Preheat oven to 350°F.
Gently toss blackberries in a bowl with 1 tablespoon of flour (this will keep them from sinking to the bottom of the batter while baking).
2 cups blackberries, sliced, Extra 1 tablespoon all purpose flour, for coating blackberries
Using a stand mixer or a handheld electric mixer, cream butter and sugar.
½ cup salted butter, softened to room temperature, ¾ cup granulated sugar
Next, add eggs one at a time, mixing well after each.
2 large eggs
Once the eggs are well blended into the batter, add yogurt, milk, and lemon juice, and mix again.
5.3 ounces plain Greek yogurt, ¼ cup milk, 2 tablespoons lemon juice
In a separate bowl, stir together the flour, salt, and baking powder.
1 ½ cups all purpose flour, ¼ teaspoon salt, 1 teaspoon baking powder
Add dry to wet ingredients and mix until thick and smooth.
Finally, using a spoon or rubber spatula, fold in lemon zest and blackberries.
1 tablespoon lemon zest (about 1 lemon), 2 cups blackberries, sliced
Grease a loaf pan with vegetable shortening and pour batter into the pan, leveling the top with a rubber spatula.
Vegetable shortening for greasing loaf pan
Bake for 50 to 60 minutes or until a toothpick inserted in the center comes out clean.

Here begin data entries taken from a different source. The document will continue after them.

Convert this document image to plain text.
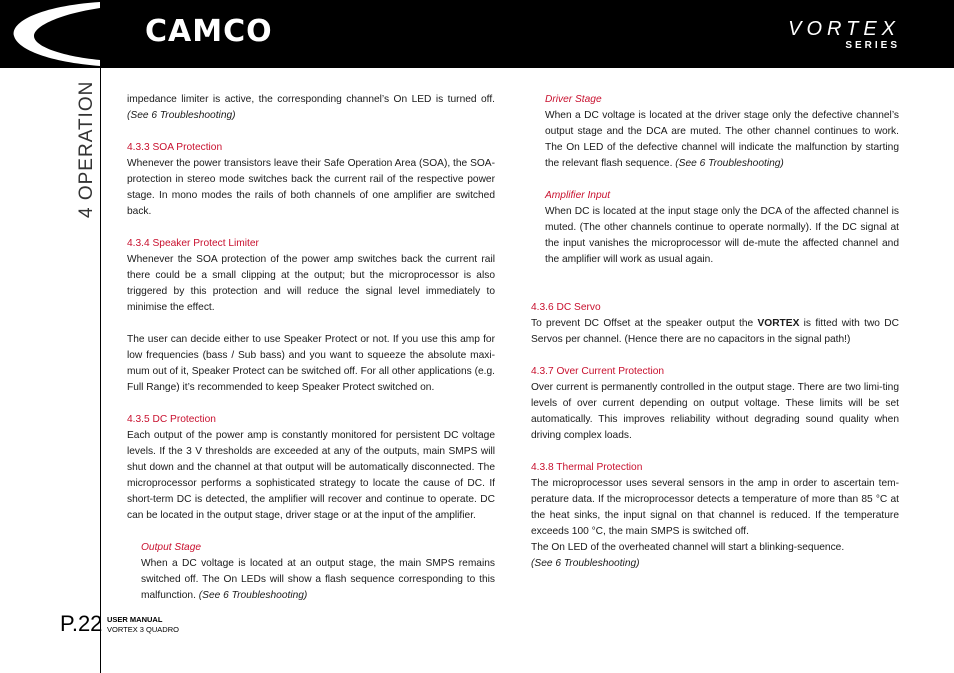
CAMCO	VORTEX
SERIES
4 OPERATION
P.22 USER MANUAL
VORTEX 3 QUADRO

impedance limiter is active, the corresponding channel’s On LED is turned off. (See 6 Troubleshooting)

4.3.3 SOA Protection

Whenever the power transistors leave their Safe Operation Area (SOA), the SOA-protection in stereo mode switches back the current rail of the respective power stage. In mono modes the rails of both channels of one amplifier are switched back.

4.3.4 Speaker Protect Limiter

Whenever the SOA protection of the power amp switches back the current rail there could be a small clipping at the output; but the microprocessor is also triggered by this protection and will reduce the signal level immediately to minimise the effect.

The user can decide either to use Speaker Protect or not. If you use this amp for low frequencies (bass / Sub bass) and you want to squeeze the absolute maxi-mum out of it, Speaker Protect can be switched off. For all other applications (e.g. Full Range) it’s recommended to keep Speaker Protect switched on.

4.3.5 DC Protection

Each output of the power amp is constantly monitored for persistent DC voltage levels. If the 3 V thresholds are exceeded at any of the outputs, main SMPS will shut down and the channel at that output will be automatically disconnected. The microprocessor performs a sophisticated strategy to locate the cause of DC. If short-term DC is detected, the amplifier will recover and continue to operate. DC can be located in the output stage, driver stage or at the input of the amplifier.

Output Stage

When a DC voltage is located at an output stage, the main SMPS remains switched off. The On LEDs will show a flash sequence corresponding to this malfunction. (See 6 Troubleshooting)

Driver Stage

When a DC voltage is located at the driver stage only the defective channel’s output stage and the DCA are muted. The other channel continues to work. The On LED of the defective channel will indicate the malfunction by starting the relevant flash sequence. (See 6 Troubleshooting)

Amplifier Input

When DC is located at the input stage only the DCA of the affected channel is muted. (The other channels continue to operate normally). If the DC signal at the input vanishes the microprocessor will de-mute the affected channel and the amplifier will work as usual again.

4.3.6 DC Servo

To prevent DC Offset at the speaker output the VORTEX is fitted with two DC Servos per channel. (Hence there are no capacitors in the signal path!)

4.3.7 Over Current Protection

Over current is permanently controlled in the output stage. There are two limi-ting levels of over current depending on output voltage. These limits will be set automatically. This improves reliability without degrading sound quality when driving complex loads.

4.3.8 Thermal Protection

The microprocessor uses several sensors in the amp in order to ascertain tem-perature data. If the microprocessor detects a temperature of more than 85 °C at the heat sinks, the input signal on that channel is reduced. If the temperature exceeds 100 °C, the main SMPS is switched off.

The On LED of the overheated channel will start a blinking-sequence.
(See 6 Troubleshooting)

Let cool completely on a wire rack before adding lemon glaze. If you add the lemon glaze while the lemon blackberry bread is still hot, it will soak in instead of staying on top.
In a small bowl, simply whisk together powdered sugar, lemon juice, and lemon zest.
¾ cup powdered sugar, 2 tablespoons lemon juice, 1 teaspoon lemon zest
Pour over completely cooled lemon blackberry bread and garnish with extra blackberries and lemon zest.
Enjoy with or without lemon glaze, with a tall glass of lemonade or a cup of tea or coffee, or with a scoop of ice cream for dessert!